Los Angeles: TV host Ellen DeGeneres and Oprah Winfrey talked about the devastation caused by mudslides in their Montecito neighbourhood in Southern California.
The mudslides were caused by heavy rain which sent mud and boulders sliding down the hills stripped of vegetation by the recent wildfires in the area.
During an episode of her daytime talk show, Ellen shared how the deadly wildfires had forced her and wife Portia de Rossi to evacuate their home in Montecito, a wealthy coastal enclave north-west of Los Angeles.
"One of the things that I want to talk about is you know, we've had these terrible fires all over California and one of the hardest hit areas is where I live in Montecito. We have had mandatory evacuations," DeGeneres said.

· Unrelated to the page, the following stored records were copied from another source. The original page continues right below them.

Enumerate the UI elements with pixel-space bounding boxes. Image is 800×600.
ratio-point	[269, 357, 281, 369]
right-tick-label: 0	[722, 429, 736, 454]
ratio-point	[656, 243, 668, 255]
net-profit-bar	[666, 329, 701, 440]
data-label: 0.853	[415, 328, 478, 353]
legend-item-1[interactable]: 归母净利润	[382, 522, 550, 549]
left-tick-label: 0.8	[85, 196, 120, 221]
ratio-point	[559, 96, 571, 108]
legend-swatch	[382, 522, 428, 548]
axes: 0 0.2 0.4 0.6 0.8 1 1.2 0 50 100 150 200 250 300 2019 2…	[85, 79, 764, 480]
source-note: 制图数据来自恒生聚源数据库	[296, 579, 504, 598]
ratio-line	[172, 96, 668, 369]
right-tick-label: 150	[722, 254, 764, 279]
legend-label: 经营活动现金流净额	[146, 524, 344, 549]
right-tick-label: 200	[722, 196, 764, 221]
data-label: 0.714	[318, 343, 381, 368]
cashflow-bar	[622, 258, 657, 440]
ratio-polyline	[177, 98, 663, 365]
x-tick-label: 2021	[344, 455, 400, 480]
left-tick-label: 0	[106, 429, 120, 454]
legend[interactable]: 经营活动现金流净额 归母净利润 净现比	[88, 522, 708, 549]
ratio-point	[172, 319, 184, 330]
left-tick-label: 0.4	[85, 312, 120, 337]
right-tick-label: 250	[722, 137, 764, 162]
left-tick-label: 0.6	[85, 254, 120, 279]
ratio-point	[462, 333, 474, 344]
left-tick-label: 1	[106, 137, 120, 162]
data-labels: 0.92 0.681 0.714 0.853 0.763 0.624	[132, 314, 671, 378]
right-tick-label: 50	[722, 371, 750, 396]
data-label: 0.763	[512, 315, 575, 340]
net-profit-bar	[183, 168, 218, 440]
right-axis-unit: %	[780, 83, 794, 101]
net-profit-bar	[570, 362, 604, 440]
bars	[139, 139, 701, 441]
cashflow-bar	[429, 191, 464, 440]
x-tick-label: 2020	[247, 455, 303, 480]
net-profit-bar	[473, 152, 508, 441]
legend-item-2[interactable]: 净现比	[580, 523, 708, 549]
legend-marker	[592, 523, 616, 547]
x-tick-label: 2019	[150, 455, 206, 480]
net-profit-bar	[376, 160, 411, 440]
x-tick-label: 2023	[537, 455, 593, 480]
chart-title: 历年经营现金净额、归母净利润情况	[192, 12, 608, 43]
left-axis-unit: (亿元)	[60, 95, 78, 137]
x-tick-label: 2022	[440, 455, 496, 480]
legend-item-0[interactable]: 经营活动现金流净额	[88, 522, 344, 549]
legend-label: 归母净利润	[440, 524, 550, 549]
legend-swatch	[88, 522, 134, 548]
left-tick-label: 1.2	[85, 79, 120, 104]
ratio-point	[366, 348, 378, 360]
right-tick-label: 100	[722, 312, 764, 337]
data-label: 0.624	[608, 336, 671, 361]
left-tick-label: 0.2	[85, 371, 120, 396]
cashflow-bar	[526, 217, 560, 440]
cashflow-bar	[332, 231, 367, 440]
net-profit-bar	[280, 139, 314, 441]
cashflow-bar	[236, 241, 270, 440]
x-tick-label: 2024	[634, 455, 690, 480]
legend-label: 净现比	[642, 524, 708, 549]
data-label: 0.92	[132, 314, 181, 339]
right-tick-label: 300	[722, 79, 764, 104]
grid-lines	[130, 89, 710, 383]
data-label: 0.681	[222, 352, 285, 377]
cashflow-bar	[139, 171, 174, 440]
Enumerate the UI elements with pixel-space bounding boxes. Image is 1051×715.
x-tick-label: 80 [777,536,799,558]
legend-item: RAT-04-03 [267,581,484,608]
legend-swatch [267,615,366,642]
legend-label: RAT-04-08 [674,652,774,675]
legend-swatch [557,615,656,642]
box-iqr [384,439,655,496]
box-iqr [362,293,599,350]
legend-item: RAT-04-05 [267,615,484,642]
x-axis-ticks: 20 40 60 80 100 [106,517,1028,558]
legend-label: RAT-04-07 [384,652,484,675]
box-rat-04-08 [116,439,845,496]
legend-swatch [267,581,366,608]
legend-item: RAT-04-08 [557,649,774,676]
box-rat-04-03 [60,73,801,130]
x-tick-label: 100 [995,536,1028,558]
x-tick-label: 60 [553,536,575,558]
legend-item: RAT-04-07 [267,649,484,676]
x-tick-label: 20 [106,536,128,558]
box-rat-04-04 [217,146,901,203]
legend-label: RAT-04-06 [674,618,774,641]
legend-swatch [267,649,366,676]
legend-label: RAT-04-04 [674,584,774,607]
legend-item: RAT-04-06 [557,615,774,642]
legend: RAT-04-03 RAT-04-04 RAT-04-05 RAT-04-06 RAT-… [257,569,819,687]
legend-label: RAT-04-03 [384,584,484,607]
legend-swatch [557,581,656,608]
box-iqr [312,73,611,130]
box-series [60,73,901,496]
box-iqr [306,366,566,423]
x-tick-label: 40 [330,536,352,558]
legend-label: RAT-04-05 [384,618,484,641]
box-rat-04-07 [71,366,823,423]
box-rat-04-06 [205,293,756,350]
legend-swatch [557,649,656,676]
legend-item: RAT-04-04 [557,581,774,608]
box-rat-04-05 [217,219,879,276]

"We were expecting rain this week and usually we're grateful for rain, especially in California, but not after the largest fire in the history of California. Sunday night, Portia and I got a call that we're under mandatory evacuation again with most of the community of Montecito," she said during her show.
Ellen said as predicted by the authorities, the rain caused heavy mudslides in Montecito. "After everything we have been through, I think a lot of people thought they were just being overly cautious, but exactly what they feared happened. The rain triggered massive mudslides. Massive."
Ellen also shared a video of the street and the area filled with mud-covered debris from fallen trees to boulders. She then FaceTimed Oprah, who also resides in Montecito and remains there.
Oprah shared what her own home looked like during the call and also showed around her neighbourhood area. "Where I am now, which is the east side of my property, I was walking down here and all of my neighbours' homes are gutted. I'm standing right now still in a lot of mud but not as much as yesterday.
"I walked out back, you know, where we share a fence line and the neighbours out back they're houses are gone. It's as devastating as can be," Oprah said.
The death toll from the mudslides that struck Southern California stood at 15 with rescue crews continuing their search for anyone trapped, injured or dead in the onslaught.